You have been awarded the Nobel Prize for your theory published in 1973 under the title "CP-Violation in the Renormalizable Theory of Weak Interaction." At that time, your theory of CP violation, which broke the symmetrical law of physics, must have been a rather bold prediction. How sure were you that your hypothesis was correct?
It had already been shown that four quarks are not enough to explain CP violation asymmetry, so that there had to be some new particles, we were quite confident. That there are six quarks, however, we were not that confident:Among the several logical possibilities, we found it to be the most interesting.
I imagine that the High Energy Accelerator Research Organization (KEK) and other Japanese research institutions must have played a significant role in experimentally proving the Kobayashi-Maskawa Theory.
Many research institutions around the world have conducted experiments to prove the theory of broken CP symmetry. What I think deserves special mention are the experiments carried out by KEK researchers using the B-factory accelerator. By producing the world's highest beam luminosity, they were able to actually observe CP violation taking place in B-meson decays.
I believe that this year's Nobel Prizes in Physics testify once again to the importance of basic research. What's your feeling about this?
Even when successful, basic research often does not find immediate applications. Without it, however, it is not possible for science and technology to move forward. Basic research should be viewed from a long-term span, not judged based on its application value. Who knows what it is that inspires new ideas and concepts. A perception that we don't know from whence they come is essential to the pursuit of basic research.
What do you think of the current state of basic research in Japan?

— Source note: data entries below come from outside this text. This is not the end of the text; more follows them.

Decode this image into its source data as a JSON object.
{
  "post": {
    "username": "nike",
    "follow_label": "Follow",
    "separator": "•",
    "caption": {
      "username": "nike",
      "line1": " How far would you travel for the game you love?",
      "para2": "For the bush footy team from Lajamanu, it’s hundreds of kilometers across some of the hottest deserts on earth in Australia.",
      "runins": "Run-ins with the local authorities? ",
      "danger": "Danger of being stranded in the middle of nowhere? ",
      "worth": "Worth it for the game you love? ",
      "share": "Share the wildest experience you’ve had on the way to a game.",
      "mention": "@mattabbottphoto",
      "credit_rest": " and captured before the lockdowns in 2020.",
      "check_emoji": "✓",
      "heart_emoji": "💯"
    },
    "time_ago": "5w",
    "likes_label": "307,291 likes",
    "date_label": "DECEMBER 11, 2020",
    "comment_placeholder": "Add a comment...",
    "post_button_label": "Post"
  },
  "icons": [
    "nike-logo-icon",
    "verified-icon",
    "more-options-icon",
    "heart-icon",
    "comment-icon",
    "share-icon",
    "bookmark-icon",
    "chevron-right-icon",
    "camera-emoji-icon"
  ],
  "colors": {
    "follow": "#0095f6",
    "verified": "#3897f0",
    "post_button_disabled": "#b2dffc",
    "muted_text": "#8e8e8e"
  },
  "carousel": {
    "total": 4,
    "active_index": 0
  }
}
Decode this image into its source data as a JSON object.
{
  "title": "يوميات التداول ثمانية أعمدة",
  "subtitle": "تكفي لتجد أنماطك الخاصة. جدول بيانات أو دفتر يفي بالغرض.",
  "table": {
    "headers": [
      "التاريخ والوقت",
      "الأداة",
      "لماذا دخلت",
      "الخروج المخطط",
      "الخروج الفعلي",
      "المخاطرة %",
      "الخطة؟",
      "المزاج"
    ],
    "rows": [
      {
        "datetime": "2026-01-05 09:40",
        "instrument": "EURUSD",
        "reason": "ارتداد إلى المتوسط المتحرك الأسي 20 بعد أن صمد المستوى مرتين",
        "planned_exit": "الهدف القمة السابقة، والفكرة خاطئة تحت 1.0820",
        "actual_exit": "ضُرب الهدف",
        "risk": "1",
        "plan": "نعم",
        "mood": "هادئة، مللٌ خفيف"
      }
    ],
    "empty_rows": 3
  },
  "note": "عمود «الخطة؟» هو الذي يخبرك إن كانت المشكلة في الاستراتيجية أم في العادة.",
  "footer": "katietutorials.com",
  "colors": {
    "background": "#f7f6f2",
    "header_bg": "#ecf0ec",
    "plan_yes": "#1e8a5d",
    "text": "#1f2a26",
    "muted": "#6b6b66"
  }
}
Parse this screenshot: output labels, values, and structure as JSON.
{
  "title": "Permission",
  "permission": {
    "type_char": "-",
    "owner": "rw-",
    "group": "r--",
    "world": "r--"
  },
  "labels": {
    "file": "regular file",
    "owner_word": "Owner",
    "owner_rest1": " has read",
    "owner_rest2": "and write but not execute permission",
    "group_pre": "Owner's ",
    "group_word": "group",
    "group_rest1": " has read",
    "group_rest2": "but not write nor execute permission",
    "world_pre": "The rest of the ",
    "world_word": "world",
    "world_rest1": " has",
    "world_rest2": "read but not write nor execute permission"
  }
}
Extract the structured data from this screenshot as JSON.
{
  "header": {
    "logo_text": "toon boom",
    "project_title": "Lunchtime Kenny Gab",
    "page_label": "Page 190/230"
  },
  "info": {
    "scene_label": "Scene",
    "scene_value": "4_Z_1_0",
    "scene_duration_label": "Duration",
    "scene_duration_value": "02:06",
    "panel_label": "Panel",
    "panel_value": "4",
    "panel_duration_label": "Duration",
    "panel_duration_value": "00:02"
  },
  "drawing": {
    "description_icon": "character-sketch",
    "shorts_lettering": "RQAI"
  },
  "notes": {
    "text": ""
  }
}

What could be done to advance it in the future?
In both universities and research institutes, there is a lack of basic research funding. Moreover, I feel that the mechanisms in place to select and implement good projects are not adequately functional. This is true even with large-scale projects to advance basic research, such as those carried out in the field of high energy physics. It will be necessary to improve these mechanisms.
You were 29 years old when you published your paper on CP violation asymmetry. I believe it is around age 30 when researchers are most creative. What sort of support could be most helpful to such young researchers? What do you think of the treatment they currently receive?
The number of postdoctoral researchers has been increasing; however, it is difficult for them to find positions. They are being thrashed about by the winds of overly strident competition: There is too much emphasis being placed on achieving short-term results. Of course, a certain degree of competition is necessary; however, an environment is also needed in which researchers can pursue their work at a comfortable pace. To accomplish this, the selection rate under young-researcher-support programs will need to be raised.
There's a worsening trend for younger generations of Japanese, especially junior and senior high school students, to shy away from studying math and science. What might be done to reverse this tendency?
I know what I'd like to see done, but I don't know how realistic it is to expect that it will. That is when teaching math and science, to instill in students a perception that increasing their knowledge can in itself be fun while allowing them to enjoy with others a wider view of the world. Rather than over-focusing on students answering questions based on laws of science and mathematics, what's needed is to arouse their interest in making new discoveries.
From your research on the origin of the universe, I feel a strong sense of passion. Do you consider yourself to be a romantic?
No, not a romantic, but a realist. Being able to make liberal use of my imagination in devising theories is fun, but what I really enjoy most is the process of proving those theories by bouncing them against reality.
As my last question, what changes have you experienced as a result of winning the Nobel Prize?
Well, for one thing I'm swamped with requests to give lectures and speeches. Above all else, receiving the Prize has made me very busy.